HE thought it was a clever ploy to save himself just £8.

Benjamin Evans believed he had got round the daily fee in the car park near his work – by planting a fake ticket on his dashboard instead.

But the serial cheat didn’t count on the eagle-eyed city centre ticket inspector who spotted the replica and got photographic evidence – landing the 27-year-old in court charged with offences under the Fraud Act.

Yet in a final bid to avoid taking the blame, Evans even stood up in court and claimed to know nothing about the spoof ticket – instead trying to incriminate a former work colleague and friend.

Southampton Magistrates’ Court heard how, in August last year, civil enforcement officer Christopher Meadows was on his daily patrol of car parks in Southampton when he approached Evans’ grey BMW in Lime Street car park and became suspicious.

The ticket, which claimed that a fee of £8 had been paid for ten hours’ parking, had part of its serial number covered by a 10p coin.

He told how the shading on the city council logo was slightly different to genuine tickets, the number ‘3’ was printed more curved than usual and the edges to the counterfeit ticket were rough, prompting him to slap a fixed penalty notice on the windscreen.

Evans, who was working for estate agents Your Move at the time, saw the warden from his office block and went to confront him, the court was told.

But he refused to open the car to show Mr Meadows the ticket, and walked away telling him to “go and get a proper job”.

The court was told how investigations were carried out which confirmed no ticket had been bought from any of the machines servicing that car park at the price of £8 that day.

Parking enforcement officers repeatedly contacted Evans – who the court heard has received more than £1,000 in separate parking fines in recent years – asking him to provide the ticket, but he failed to respond.

Instead, weeks after the incident on August 29, he emailed them – to complain about his treatment by Mr Meadows.

Giving evidence in his trial, Evans named a former colleague, Jonathan Bailey, as the man who must have got the fake ticket. He said the pair shared the journey to work, with Evans driving every day and Mr Bailey paying for parking.

However, the court heard how nobody had been able to trace Mr Bailey – and Evans was accused by Southampton City Council lawyer, Francisca Da Costa, of “inventing a fictional character” to take the blame when he was caught trying to get “a freebie”.
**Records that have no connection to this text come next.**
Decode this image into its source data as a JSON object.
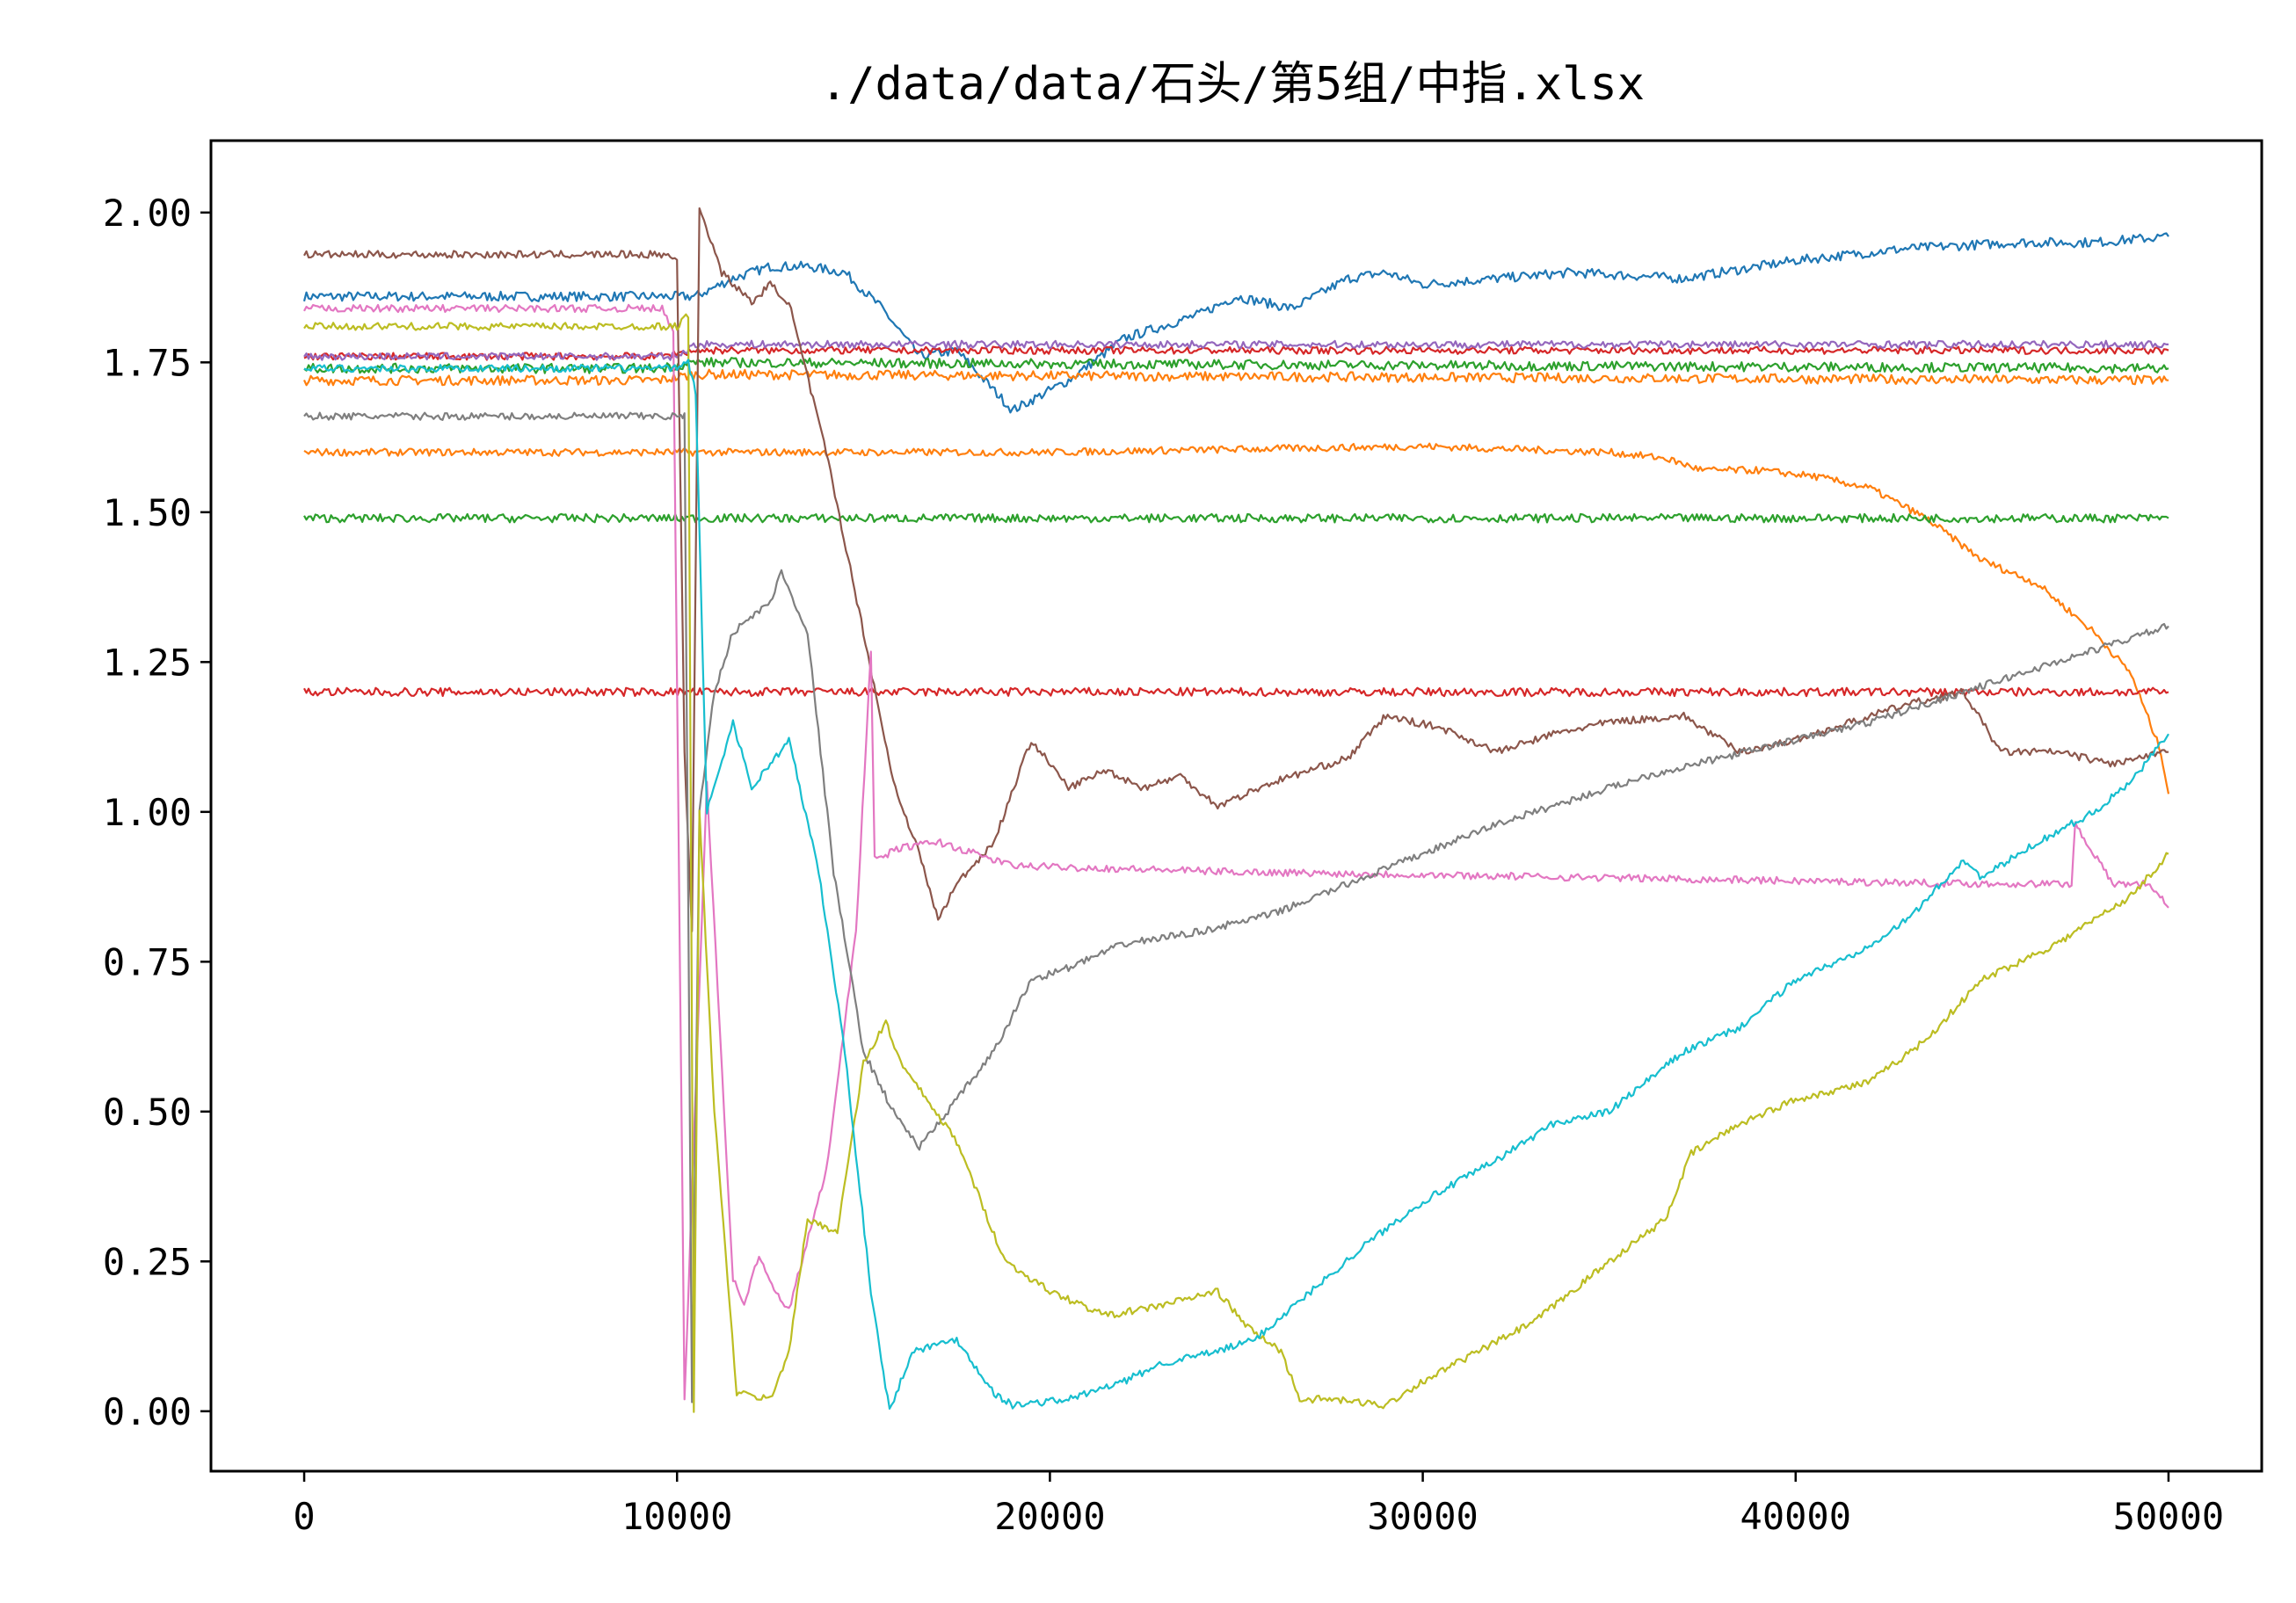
{
  "chart_data": {
    "type": "line",
    "title": "./data/data/石头/第5组/中指.xlsx",
    "xlabel": "",
    "ylabel": "",
    "xlim": [
      -2500,
      52500
    ],
    "ylim": [
      -0.1,
      2.12
    ],
    "xticks": [
      0,
      10000,
      20000,
      30000,
      40000,
      50000
    ],
    "xtick_labels": [
      "0",
      "10000",
      "20000",
      "30000",
      "40000",
      "50000"
    ],
    "yticks": [
      0.0,
      0.25,
      0.5,
      0.75,
      1.0,
      1.25,
      1.5,
      1.75,
      2.0
    ],
    "ytick_labels": [
      "0.00",
      "0.25",
      "0.50",
      "0.75",
      "1.00",
      "1.25",
      "1.50",
      "1.75",
      "2.00"
    ],
    "grid": false,
    "legend": "none",
    "series": [
      {
        "color": "#1f77b4",
        "noise": 0.008,
        "x": [
          0,
          10000,
          10500,
          11500,
          12500,
          13500,
          14500,
          15500,
          16500,
          17500,
          19000,
          20500,
          22000,
          24000,
          25000,
          26500,
          28000,
          29000,
          30000,
          32000,
          34000,
          37000,
          40000,
          43000,
          46000,
          48000,
          50000
        ],
        "y": [
          1.86,
          1.86,
          1.86,
          1.89,
          1.91,
          1.91,
          1.9,
          1.84,
          1.76,
          1.77,
          1.67,
          1.72,
          1.79,
          1.83,
          1.86,
          1.84,
          1.89,
          1.9,
          1.88,
          1.89,
          1.9,
          1.89,
          1.92,
          1.94,
          1.95,
          1.95,
          1.96
        ]
      },
      {
        "color": "#ff7f0e",
        "noise": 0.008,
        "x": [
          0,
          9500,
          10500,
          50000
        ],
        "y": [
          1.72,
          1.72,
          1.73,
          1.72
        ]
      },
      {
        "color": "#ff7f0e",
        "noise": 0.006,
        "x": [
          0,
          10000,
          20000,
          30000,
          35000,
          36500,
          37500,
          39000,
          40500,
          42000,
          43500,
          45000,
          46500,
          48000,
          49000,
          49800,
          50000
        ],
        "y": [
          1.6,
          1.6,
          1.6,
          1.61,
          1.6,
          1.59,
          1.57,
          1.57,
          1.56,
          1.54,
          1.49,
          1.42,
          1.38,
          1.3,
          1.23,
          1.1,
          1.03
        ]
      },
      {
        "color": "#2ca02c",
        "noise": 0.008,
        "x": [
          0,
          9500,
          10500,
          50000
        ],
        "y": [
          1.74,
          1.74,
          1.75,
          1.74
        ]
      },
      {
        "color": "#2ca02c",
        "noise": 0.007,
        "x": [
          0,
          50000
        ],
        "y": [
          1.49,
          1.49
        ]
      },
      {
        "color": "#d62728",
        "noise": 0.006,
        "x": [
          0,
          9500,
          10500,
          50000
        ],
        "y": [
          1.76,
          1.76,
          1.77,
          1.77
        ]
      },
      {
        "color": "#d62728",
        "noise": 0.007,
        "x": [
          0,
          50000
        ],
        "y": [
          1.2,
          1.2
        ]
      },
      {
        "color": "#9467bd",
        "noise": 0.006,
        "x": [
          0,
          10000,
          10500,
          50000
        ],
        "y": [
          1.76,
          1.76,
          1.78,
          1.78
        ]
      },
      {
        "color": "#8c564b",
        "noise": 0.006,
        "x": [
          0,
          9700,
          10000,
          10200,
          10400,
          10600,
          11200,
          12000,
          12500,
          13000,
          14000,
          15000,
          15800,
          16500,
          17000,
          17500,
          18500,
          19500,
          20500,
          21500,
          22500,
          23500,
          24500,
          26000,
          28000,
          29000,
          30500,
          32000,
          33500,
          35000,
          37000,
          38500,
          40000,
          41500,
          43000,
          44500,
          45500,
          47000,
          48500,
          50000
        ],
        "y": [
          1.93,
          1.93,
          1.92,
          1.1,
          0.8,
          2.01,
          1.9,
          1.85,
          1.88,
          1.85,
          1.6,
          1.3,
          1.05,
          0.93,
          0.82,
          0.88,
          0.95,
          1.12,
          1.04,
          1.07,
          1.04,
          1.06,
          1.01,
          1.05,
          1.09,
          1.16,
          1.14,
          1.1,
          1.13,
          1.15,
          1.16,
          1.1,
          1.12,
          1.15,
          1.18,
          1.2,
          1.1,
          1.1,
          1.08,
          1.1
        ]
      },
      {
        "color": "#e377c2",
        "noise": 0.006,
        "x": [
          0,
          9600,
          9900,
          10200,
          10800,
          11500,
          11800,
          12200,
          12600,
          13000,
          14000,
          14800,
          15200,
          15300,
          16000,
          17000,
          18000,
          19000,
          25000,
          35000,
          45000,
          47400,
          47500,
          48500,
          49500,
          50000
        ],
        "y": [
          1.84,
          1.84,
          1.8,
          0.02,
          1.05,
          0.22,
          0.18,
          0.26,
          0.2,
          0.17,
          0.4,
          0.8,
          1.27,
          0.92,
          0.94,
          0.95,
          0.93,
          0.91,
          0.9,
          0.89,
          0.88,
          0.88,
          0.98,
          0.88,
          0.88,
          0.84
        ]
      },
      {
        "color": "#7f7f7f",
        "noise": 0.006,
        "x": [
          0,
          10000,
          10200,
          10400,
          10600,
          11000,
          11500,
          12500,
          12800,
          13500,
          14200,
          15000,
          15800,
          16500,
          17500,
          18500,
          19500,
          20500,
          22000,
          24000,
          26000,
          28000,
          30000,
          32000,
          34000,
          36000,
          38000,
          40000,
          42000,
          44000,
          46000,
          48000,
          50000
        ],
        "y": [
          1.66,
          1.66,
          1.66,
          0.02,
          1.0,
          1.2,
          1.3,
          1.35,
          1.4,
          1.3,
          0.9,
          0.6,
          0.5,
          0.44,
          0.52,
          0.6,
          0.72,
          0.74,
          0.78,
          0.8,
          0.83,
          0.88,
          0.93,
          0.98,
          1.02,
          1.06,
          1.09,
          1.12,
          1.15,
          1.19,
          1.23,
          1.27,
          1.31
        ]
      },
      {
        "color": "#bcbd22",
        "noise": 0.006,
        "x": [
          0,
          10000,
          10300,
          10450,
          10600,
          11000,
          11600,
          12500,
          13000,
          13500,
          14300,
          15000,
          15600,
          16000,
          17500,
          18800,
          20000,
          21500,
          22500,
          24500,
          25300,
          26200,
          26700,
          27500,
          29000,
          30000,
          31500,
          33000,
          35000,
          36500,
          37200,
          38500,
          40000,
          42000,
          43500,
          45000,
          47000,
          49000,
          50000
        ],
        "y": [
          1.81,
          1.81,
          1.83,
          0.0,
          1.0,
          0.5,
          0.03,
          0.02,
          0.1,
          0.32,
          0.3,
          0.58,
          0.65,
          0.58,
          0.45,
          0.25,
          0.2,
          0.16,
          0.17,
          0.2,
          0.14,
          0.1,
          0.02,
          0.02,
          0.01,
          0.05,
          0.1,
          0.15,
          0.25,
          0.32,
          0.43,
          0.48,
          0.52,
          0.55,
          0.62,
          0.72,
          0.78,
          0.86,
          0.93
        ]
      },
      {
        "color": "#17becf",
        "noise": 0.006,
        "x": [
          0,
          10000,
          10300,
          10500,
          10800,
          11500,
          12000,
          12500,
          13000,
          13800,
          14500,
          15200,
          15700,
          16300,
          17500,
          18500,
          19000,
          20500,
          22000,
          23000,
          24500,
          25500,
          27000,
          28500,
          30000,
          32000,
          33500,
          35000,
          37000,
          38500,
          40000,
          41500,
          43000,
          44500,
          45000,
          46500,
          48000,
          49000,
          50000
        ],
        "y": [
          1.74,
          1.74,
          1.75,
          1.7,
          1.0,
          1.15,
          1.04,
          1.08,
          1.12,
          0.9,
          0.6,
          0.2,
          0.0,
          0.1,
          0.12,
          0.03,
          0.01,
          0.02,
          0.05,
          0.08,
          0.1,
          0.12,
          0.2,
          0.28,
          0.35,
          0.42,
          0.48,
          0.5,
          0.6,
          0.64,
          0.72,
          0.76,
          0.82,
          0.92,
          0.89,
          0.95,
          1.0,
          1.05,
          1.13
        ]
      }
    ]
  }
}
Evans, from Crampmoor Lane, Romsey, admitted one count of failing to give information which would identify the owner of the car, and was found guilty of a second charge of displaying a false parking ticket.

The court was told how he had three previous convictions for making off without paying, for which he had received 80 hours community service.

Sentencing him, chairman of the bench Susan Williams told Evans she did not believe his evidence and gave him a further 130 hours of community work and ordered him to pay £530 costs.